Merging and purging a database can be a time consuming and error prone task which is why merge purge software is an essential tool for database administration. DataMatch is our flagship product for Merge/Purge. Try a free trial today or continue reading for more best practices on merge purge of databases.
Merging different databases with different sources (SQL server, MySQL, Excel, ODBC etc.) and combining into a common structure is the first step in the merge process. DataMatch can import, combine, and export to the most common database formats. Additionally DataMatch will automap similiar fields from different data sources together (Which can be customized and overwritten)
A key component of merging and purging databases is the definition of what a duplicate is. The following best practices are key and are all included in DataMatch.
Fuzzy logic identification of percent matches between records and setting minimum percent match thresholds by field
Acronym identification for matching (Match International Business Machines to IBM)
Cleaning and standardizing data prior to matching (Street to street, eliminating unnecessary syntax in phone numbers, etc.)
Applying libraries for standardization, especially for first names (Jon, Jonathan, and John etc.)
One of the critical pieces of merge purge is survivorship. If you have duplicate records, which one should stay (survive) and which one should go?
DataMatch allows customized settings for which merged data should survive
In this example there are two duplicate records. Each has some slightly different data in the notes field. You may prefer to keep all records, but often times a single master record must be chosen to maintain data quality.
With DataMatch you can choose which record survives by choosing what field to merge on, in this case Customer Number, and ascending or descending order. If ascending the first customer number would hold priority ‘1005643’, if descending the later customer number ‘1106789’ would have priority. Note you can always change which record is a master manually in DataMatch.
Unfortunately normal merge purge software routines can delete vital business data.
What if you want to keep both pieces of information in the same master record?

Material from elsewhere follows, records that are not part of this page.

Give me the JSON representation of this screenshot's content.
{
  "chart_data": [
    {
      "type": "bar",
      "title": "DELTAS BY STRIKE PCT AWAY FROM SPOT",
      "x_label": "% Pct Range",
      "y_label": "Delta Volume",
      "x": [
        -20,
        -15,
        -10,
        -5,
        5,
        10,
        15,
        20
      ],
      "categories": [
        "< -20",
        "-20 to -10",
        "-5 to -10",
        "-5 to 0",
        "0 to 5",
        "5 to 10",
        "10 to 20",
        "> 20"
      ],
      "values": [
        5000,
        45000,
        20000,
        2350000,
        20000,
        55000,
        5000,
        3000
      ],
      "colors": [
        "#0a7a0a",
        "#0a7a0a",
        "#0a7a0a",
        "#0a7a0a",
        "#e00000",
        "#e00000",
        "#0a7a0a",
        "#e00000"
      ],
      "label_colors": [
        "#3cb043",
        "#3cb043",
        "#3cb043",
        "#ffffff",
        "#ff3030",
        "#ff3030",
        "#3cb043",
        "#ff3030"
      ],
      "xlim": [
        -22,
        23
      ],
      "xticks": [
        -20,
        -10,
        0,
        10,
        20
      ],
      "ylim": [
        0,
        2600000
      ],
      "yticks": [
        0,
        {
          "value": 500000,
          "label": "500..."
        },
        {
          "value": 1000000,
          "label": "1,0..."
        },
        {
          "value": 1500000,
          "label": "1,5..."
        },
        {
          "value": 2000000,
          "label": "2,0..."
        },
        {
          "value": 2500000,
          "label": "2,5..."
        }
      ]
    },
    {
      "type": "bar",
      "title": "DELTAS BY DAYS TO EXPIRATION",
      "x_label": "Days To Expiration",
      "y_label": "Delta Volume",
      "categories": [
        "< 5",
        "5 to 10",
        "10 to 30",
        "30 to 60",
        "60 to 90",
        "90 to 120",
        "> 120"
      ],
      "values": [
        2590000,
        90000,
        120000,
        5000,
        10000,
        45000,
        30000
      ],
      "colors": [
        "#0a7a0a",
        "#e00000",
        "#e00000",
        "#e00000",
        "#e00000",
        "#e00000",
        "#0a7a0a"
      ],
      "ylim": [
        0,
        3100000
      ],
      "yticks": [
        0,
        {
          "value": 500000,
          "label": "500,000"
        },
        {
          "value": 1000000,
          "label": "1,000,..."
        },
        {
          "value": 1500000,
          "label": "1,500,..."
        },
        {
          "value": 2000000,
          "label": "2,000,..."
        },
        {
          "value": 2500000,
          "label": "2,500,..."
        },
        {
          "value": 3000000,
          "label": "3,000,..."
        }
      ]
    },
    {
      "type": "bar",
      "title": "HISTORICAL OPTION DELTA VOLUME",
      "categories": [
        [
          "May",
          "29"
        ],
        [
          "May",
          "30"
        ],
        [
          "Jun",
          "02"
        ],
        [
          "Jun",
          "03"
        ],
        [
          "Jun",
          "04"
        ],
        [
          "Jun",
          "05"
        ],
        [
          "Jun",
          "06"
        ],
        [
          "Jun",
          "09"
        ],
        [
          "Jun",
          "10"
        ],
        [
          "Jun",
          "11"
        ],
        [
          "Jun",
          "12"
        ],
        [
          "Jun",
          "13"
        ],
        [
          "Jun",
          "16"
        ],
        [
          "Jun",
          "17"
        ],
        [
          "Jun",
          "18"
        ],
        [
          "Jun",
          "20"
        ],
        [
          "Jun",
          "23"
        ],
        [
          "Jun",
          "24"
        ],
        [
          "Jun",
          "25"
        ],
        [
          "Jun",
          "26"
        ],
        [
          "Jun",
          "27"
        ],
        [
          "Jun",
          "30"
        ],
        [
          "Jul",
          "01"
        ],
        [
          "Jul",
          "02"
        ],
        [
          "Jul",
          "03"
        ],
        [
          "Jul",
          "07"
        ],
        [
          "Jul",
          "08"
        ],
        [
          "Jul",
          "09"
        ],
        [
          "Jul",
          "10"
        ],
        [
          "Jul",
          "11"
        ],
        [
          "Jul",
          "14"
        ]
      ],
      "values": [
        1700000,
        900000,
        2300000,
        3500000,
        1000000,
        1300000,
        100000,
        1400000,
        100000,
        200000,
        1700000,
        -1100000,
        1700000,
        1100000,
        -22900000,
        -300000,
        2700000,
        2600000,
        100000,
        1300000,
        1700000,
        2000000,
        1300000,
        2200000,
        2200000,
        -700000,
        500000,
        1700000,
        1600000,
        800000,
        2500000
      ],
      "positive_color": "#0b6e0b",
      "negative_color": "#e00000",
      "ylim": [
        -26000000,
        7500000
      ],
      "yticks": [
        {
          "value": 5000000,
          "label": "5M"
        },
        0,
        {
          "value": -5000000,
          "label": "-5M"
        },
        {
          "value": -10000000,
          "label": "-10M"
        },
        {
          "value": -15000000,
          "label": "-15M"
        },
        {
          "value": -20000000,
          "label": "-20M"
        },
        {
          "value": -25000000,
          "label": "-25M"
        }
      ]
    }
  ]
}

The best solution would be to keep all data that is different in a new field. DataMatch has this capability.
Note the alternate information is captured in a new field. The benefit is a single master record, with no vital data loss. (Old customer number kept for referencing, and critical customer comments, like interest in a new product is preserved)
Try the free trial on your own data set!
Note DataMatch never deletes any information from the source files, all information is kept temporarily in memory where you can test different merge purge settings without consequence. Although you can overwrite your original source files if you choose.